Table 2 List of Australian S. Virchow isolates used in the CRISPR analysis

Genomic analysis of S.Virchow SVQ1

The genome of S. Virchow SVQ1 was compared with 27 Salmonella genomes to determine genetic differences between Virchow and the other serovars (Table 3). The comparison revealed that the genomic backbone of S. Virchow is similar to the genomes of other Salmonella serovars, including key virulence factors. The S. Virchow genome encodes the two Type III secretion systems that are conserved in all Salmonella serovars and are encoded on Salmonella Pathogenicity Islands (SPI-1 and SPI-2). S. Virchow also carries nine other known SPIs that are conserved within other Salmonella genomes, with the exception of SPI-6 (Figure 3 and Additional file 4: Table S4). The intact SPI-6 island in S. Typhi CT18 carries a Type VI Secretion System (T6SS), two fimbrial gene clusters (safABCD and tcfABCD) and the invasin, PagN [51, 52]. However, the SPI-6 in the S. Virchow genome is missing the T6SS but it still possesses the two fimbrial clusters and pagN (Figure 4).

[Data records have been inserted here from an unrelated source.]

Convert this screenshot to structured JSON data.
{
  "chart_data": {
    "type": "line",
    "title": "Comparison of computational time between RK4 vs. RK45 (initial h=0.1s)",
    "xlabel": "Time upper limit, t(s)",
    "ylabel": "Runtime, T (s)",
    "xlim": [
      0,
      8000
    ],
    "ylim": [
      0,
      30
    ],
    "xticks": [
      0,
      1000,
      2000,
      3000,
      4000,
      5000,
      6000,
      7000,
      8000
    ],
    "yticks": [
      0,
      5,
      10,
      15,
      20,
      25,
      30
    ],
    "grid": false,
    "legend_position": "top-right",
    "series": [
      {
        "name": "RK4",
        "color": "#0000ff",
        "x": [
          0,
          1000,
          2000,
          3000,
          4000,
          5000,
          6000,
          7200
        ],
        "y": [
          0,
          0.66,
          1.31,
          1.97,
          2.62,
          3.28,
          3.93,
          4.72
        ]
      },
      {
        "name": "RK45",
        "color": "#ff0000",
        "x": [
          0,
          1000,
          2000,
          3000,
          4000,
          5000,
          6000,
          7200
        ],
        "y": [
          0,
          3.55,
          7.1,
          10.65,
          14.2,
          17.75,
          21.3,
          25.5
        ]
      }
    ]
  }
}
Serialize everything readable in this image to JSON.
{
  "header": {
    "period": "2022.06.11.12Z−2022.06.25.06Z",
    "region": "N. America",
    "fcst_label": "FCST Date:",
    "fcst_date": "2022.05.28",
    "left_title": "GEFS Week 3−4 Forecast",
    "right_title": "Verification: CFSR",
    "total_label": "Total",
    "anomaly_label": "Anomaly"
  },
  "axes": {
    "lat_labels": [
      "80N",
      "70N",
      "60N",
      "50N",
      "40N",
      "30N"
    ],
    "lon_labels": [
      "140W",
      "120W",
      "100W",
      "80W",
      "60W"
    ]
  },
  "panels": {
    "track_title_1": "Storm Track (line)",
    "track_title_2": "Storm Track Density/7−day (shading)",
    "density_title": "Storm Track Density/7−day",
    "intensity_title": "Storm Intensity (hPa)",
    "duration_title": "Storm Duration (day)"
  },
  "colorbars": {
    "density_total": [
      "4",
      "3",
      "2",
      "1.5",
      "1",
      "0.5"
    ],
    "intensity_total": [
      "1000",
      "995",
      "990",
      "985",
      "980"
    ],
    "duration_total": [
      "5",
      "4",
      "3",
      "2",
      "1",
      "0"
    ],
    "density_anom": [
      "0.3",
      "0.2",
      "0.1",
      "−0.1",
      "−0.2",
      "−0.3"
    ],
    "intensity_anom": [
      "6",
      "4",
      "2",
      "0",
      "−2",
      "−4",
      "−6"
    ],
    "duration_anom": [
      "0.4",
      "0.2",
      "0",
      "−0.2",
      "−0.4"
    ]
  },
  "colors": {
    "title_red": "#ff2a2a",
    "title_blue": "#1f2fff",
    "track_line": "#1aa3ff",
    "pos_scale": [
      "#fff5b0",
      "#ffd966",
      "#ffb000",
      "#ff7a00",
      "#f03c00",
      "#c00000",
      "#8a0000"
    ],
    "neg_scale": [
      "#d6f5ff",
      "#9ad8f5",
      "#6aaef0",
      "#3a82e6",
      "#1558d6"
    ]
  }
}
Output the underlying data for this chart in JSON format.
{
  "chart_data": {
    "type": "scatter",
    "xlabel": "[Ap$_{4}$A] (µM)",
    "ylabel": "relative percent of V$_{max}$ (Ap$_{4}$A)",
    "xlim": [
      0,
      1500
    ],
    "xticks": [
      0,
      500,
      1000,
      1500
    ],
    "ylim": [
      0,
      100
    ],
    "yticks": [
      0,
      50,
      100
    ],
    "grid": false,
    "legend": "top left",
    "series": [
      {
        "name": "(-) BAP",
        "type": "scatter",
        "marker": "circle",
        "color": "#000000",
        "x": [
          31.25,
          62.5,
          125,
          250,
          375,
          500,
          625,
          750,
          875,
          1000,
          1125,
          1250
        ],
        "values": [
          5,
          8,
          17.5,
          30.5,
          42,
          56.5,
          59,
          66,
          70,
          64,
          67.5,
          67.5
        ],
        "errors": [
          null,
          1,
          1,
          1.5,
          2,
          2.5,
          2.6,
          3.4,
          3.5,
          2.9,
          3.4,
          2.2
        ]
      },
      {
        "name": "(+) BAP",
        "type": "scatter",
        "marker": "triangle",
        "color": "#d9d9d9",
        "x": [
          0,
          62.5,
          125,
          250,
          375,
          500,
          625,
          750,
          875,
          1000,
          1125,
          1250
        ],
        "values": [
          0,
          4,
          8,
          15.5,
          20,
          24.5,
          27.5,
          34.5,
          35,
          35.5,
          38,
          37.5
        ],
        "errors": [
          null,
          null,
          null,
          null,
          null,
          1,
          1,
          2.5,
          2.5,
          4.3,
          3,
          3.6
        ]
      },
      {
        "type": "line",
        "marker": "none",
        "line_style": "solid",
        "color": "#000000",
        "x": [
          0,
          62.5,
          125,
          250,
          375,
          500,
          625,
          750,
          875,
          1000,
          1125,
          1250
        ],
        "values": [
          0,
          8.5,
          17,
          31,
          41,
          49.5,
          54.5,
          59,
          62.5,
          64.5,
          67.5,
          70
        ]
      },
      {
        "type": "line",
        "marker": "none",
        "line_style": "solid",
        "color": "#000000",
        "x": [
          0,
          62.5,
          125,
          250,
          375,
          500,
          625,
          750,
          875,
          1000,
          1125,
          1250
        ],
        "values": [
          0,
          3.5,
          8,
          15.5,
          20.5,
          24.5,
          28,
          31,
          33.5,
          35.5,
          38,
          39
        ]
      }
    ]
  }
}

Table 3 Genome sequences used in the genomic comparison
Figure 3
figure 3

Blast ring image of S. Virchow SVQ1 genome. The innermost rings show S. Virchow SVQ1 genome position (mbp = Megabases), GC content (black) and GC skew (purple/green) and read coverage (red). The contig boundaries for the S. Virchow SVQ1 genome are shown as alternating red and blue bars on the fifth innermost ring. The remaining rings show BLASTn comparison of the 27 other Salmonella genomes listed in Table 3, against S. Virchow SVQ1 (in some cases multiple genomes are grouped into a single ring). BLASTn matches with an identity between 90% and 100% are coloured, while non-matching regions appear as blank spaces in each ring. The outer ring contains annotations, coloured according to function: regions variable in other Salmonella genomes such as fimbrial usher/chaperone operons and a Type I restriction-modification system (black); prophage regions (blue); genomic islands in recognised integration sites (GI-argU, GI-pheV and GI-leuX) and other regions of difference (ROD1-4) (red). Green labels refer to the Salmonella Pathogenicity Islands present in S. Virchow. The image was prepared using BRIG [59].

Figure 4
figure 4

Nucleotide comparison of SPI-6 from S. Typhi CT18, S. Typhimurium LT2 and S. Virchow SVQ1. Grey vertical blocks indicate regions of shared similarity shaded according to BLASTn. The coloured arrows represent genes. The functions of the genes have been inferred from BLAST searches. The intact SPI-6 in S. Typhi CT18 carries a Type VI secretion system (T6SS) and two fimbrial clusters (saf and tcf) and encodes the adhesin/invasin protein PagN. In S. Typhimurium LT2 the tcf fimbrial cluster is absent. In S. Virchow the T6SS is missing but both fimbrial clusters are present. The image was prepared using Easyfig [50].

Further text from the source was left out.